While I’m resting up, I thought I’d treat you to what some people of the past had to say about convalescence. The state of convalescence itself is a rather old-fashioned idea in this era of minimal hospital stays and up-and-at-’em pressures toward returning to productive work. Gone are the days of a lengthy recuperation, preferably in the sea air or desert sun, such as the Victorians might have enjoyed.
I was especially tickled by this advice from 1877: “Sickroom visits should be very short, and the conversation should not be very serious, for in convalescence, a cheerful face on the caller is more welcome than a face that looks like the dividing line between the grave and the patient.”
A 1913 writer had this to say: “The convalescent takes such abnormally keen delight in being remembered, that it is obligatory upon the rest of the family and his friends not to forget him. Kindly messages should be frequent.”
And this little gem from none other than George Washington: “In visiting the sick do not presently play the physician if you be not knowing therein.”

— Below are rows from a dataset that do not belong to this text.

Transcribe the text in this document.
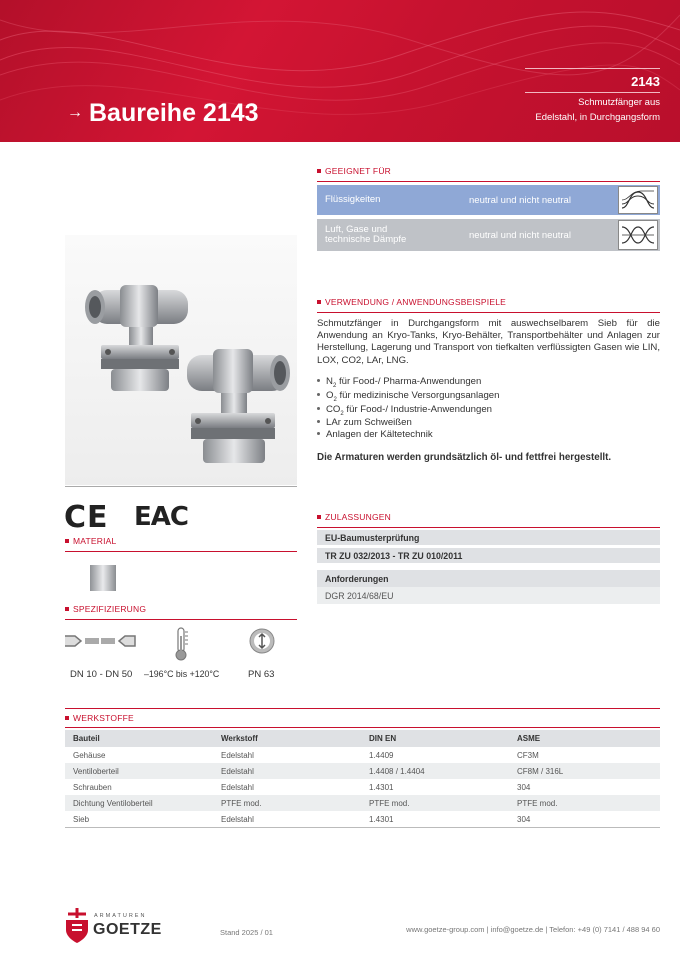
→ Baureihe 2143
2143
Schmutzfänger aus
Edelstahl, in Durchgangsform
GEEIGNET FÜR
Flüssigkeiten	neutral und nicht neutral
Luft, Gase und
technische Dämpfe	neutral und nicht neutral
VERWENDUNG / ANWENDUNGSBEISPIELE

Schmutzfänger in Durchgangsform mit auswechselbarem Sieb für die Anwendung an Kryo-Tanks, Kryo-Behälter, Transportbehälter und Anlagen zur Herstellung, Lagerung und Transport von tiefkalten verflüssigten Gasen wie LIN, LOX, CO2, LAr, LNG.

$N_2$ für Food-/ Pharma-Anwendungen
$O_2$ für medizinische Versorgungsanlagen
$CO_2$ für Food-/ Industrie-Anwendungen
LAr zum Schweißen
Anlagen der Kältetechnik
Die Armaturen werden grundsätzlich öl- und fettfrei hergestellt.
CE EAC
MATERIAL
SPEZIFIZIERUNG
DN 10 - DN 50 –196°C bis +120°C	PN 63
ZULASSUNGEN
EU-Baumusterprüfung
TR ZU 032/2013 - TR ZU 010/2011
Anforderungen
DGR 2014/68/EU
WERKSTOFFE
Bauteil	Werkstoff	DIN EN	ASME
Gehäuse	Edelstahl	1.4409	CF3M
Ventiloberteil	Edelstahl	1.4408 / 1.4404	CF8M / 316L
Schrauben	Edelstahl	1.4301	304
Dichtung Ventiloberteil	PTFE mod.	PTFE mod.	PTFE mod.
Sieb	Edelstahl	1.4301	304
ARMATUREN
GOETZE	Stand 2025 / 01	www.goetze-group.com | info@goetze.de | Telefon: +49 (0) 7141 / 488 94 60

Of course, the patient is not entirely off the hook. In 1912 Dr. A. J. Sanderson wrote, “In the maintenance of health and the cure of disease, cheerfulness is a most important factor. Cheerfulness brightens the eye, makes ruddy the countenance, brings elasticity to the step, and promotes all the inner forces by which life is sustained. The blood circulates more freely, the oxygen comes to its home in the tissues, health is promoted, and disease is banished.”
The Bible says it best, and without wasting words: “A merry heart doeth good like a medicine.”